Women boost Obama over Romney in new ABC poll
An ABC News/Washington Post poll released Tuesday shows female voters play a significant role in President Barack Obama's current lead over Mitt Romney among 2012 voters. Tuesday's poll is the second major national poll in recent weeks pointing to a gender gap.
Obama led Romney 57 to 38 percent among registered female voters surveyed, the president's largest margin among women to date, according to Langer Research Associates (pdf), which produced the April 5-8 poll for ABC.
Romney led Obama among men, 52 to 44 percent, but that wasn't enough to blunt the edge provided by the president's female support. When voters of both genders surveyed were grouped together, Obama led Romney 51 to 44 percent.
Participants were also asked to rate the candidates on a dozen issues. Obama tested best among all voters on his ability to handle "women's issues," leading Romney by 19 points. And women alone did not account for the margin: Obama held a 10-point lead on women's issues among men surveyed. Among women surveyed, the president's lead on women's issues was 27 points.
The poll's margin of error was plus or minus 4 percentage points.
A gender gap also bears out in Obama's approval ratings in the ABC/Post poll. The president garnered a 56 percent approval rating from women surveyed and a 43 percent rating from men, a "record" for ABC/Post polls, according to Langer Research.
Tuesday's survey follows a widely-reported USA Today/Gallup Poll released April 2 that showed Obama leading Romney by 18 percentage points among female registered voters in the nation's top 12 battleground states. The biggest shifts in Obama's favor occurred among women under 50, USA Today reported, as Romney's support among that demographic dropped.
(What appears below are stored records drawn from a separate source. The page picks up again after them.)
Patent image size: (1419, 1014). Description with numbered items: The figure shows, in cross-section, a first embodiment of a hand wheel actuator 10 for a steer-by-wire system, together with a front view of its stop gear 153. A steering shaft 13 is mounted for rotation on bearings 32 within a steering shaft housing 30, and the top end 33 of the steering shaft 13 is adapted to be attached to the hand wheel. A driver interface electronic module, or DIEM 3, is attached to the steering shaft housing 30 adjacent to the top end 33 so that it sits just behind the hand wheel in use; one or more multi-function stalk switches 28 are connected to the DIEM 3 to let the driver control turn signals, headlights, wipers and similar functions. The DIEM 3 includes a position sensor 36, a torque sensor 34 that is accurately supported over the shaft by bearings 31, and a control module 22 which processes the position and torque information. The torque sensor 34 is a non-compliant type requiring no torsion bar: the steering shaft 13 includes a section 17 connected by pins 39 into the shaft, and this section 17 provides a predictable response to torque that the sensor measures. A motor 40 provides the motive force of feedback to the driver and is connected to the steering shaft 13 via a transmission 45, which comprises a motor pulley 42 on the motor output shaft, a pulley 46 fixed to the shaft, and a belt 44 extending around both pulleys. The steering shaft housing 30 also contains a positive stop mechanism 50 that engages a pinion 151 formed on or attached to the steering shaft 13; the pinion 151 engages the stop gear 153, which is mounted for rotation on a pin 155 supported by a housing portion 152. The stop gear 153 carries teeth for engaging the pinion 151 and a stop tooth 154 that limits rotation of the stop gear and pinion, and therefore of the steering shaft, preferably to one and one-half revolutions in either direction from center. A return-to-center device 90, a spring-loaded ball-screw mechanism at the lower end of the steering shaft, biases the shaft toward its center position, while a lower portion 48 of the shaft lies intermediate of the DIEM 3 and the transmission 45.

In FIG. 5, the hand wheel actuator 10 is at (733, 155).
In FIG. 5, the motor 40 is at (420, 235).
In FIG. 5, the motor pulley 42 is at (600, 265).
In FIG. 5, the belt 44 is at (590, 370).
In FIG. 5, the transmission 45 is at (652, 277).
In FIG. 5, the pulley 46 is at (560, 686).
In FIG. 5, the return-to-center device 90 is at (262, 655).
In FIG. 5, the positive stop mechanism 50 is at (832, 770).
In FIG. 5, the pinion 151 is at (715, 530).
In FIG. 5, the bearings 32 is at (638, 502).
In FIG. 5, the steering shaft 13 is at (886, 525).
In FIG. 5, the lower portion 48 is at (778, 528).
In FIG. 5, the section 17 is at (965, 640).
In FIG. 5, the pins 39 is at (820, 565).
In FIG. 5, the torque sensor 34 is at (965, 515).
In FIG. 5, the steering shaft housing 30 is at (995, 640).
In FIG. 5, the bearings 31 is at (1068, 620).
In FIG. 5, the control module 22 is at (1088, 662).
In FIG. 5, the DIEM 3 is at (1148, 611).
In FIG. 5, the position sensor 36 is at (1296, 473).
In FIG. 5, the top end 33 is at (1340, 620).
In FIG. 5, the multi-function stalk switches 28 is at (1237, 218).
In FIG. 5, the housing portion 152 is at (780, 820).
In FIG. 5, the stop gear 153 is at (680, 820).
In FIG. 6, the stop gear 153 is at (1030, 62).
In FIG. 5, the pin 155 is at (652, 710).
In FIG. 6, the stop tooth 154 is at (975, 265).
Political analyst Stu Rothenberg wrote Tuesday that it should be noted that the gender gap trends in the USA Today/Gallup poll bore out only in their survey of swing states, and that it was Romney's losses, not Obama's gains that contributed to this shift among female voters.
But Tuesday's ABC/Post poll showed a clear positive shift among female voters in terms of both Obama's approval and voter preference. Obama received a 50 percent approval rating among women in the March 10 poll, according to Langer Research, up from just over 40 percent approval in October.
White women specifically shifted towards Obama since that March poll. "White women then favored Romney over Obama by 55-38 percent; today they divide evenly, 47-48 percent," Langer Research wrote.
The president directly reached out to women last week, holding an economic forum related to women Friday at the same time the Democratic Party is actively arguing that Republicans have waged a war on women.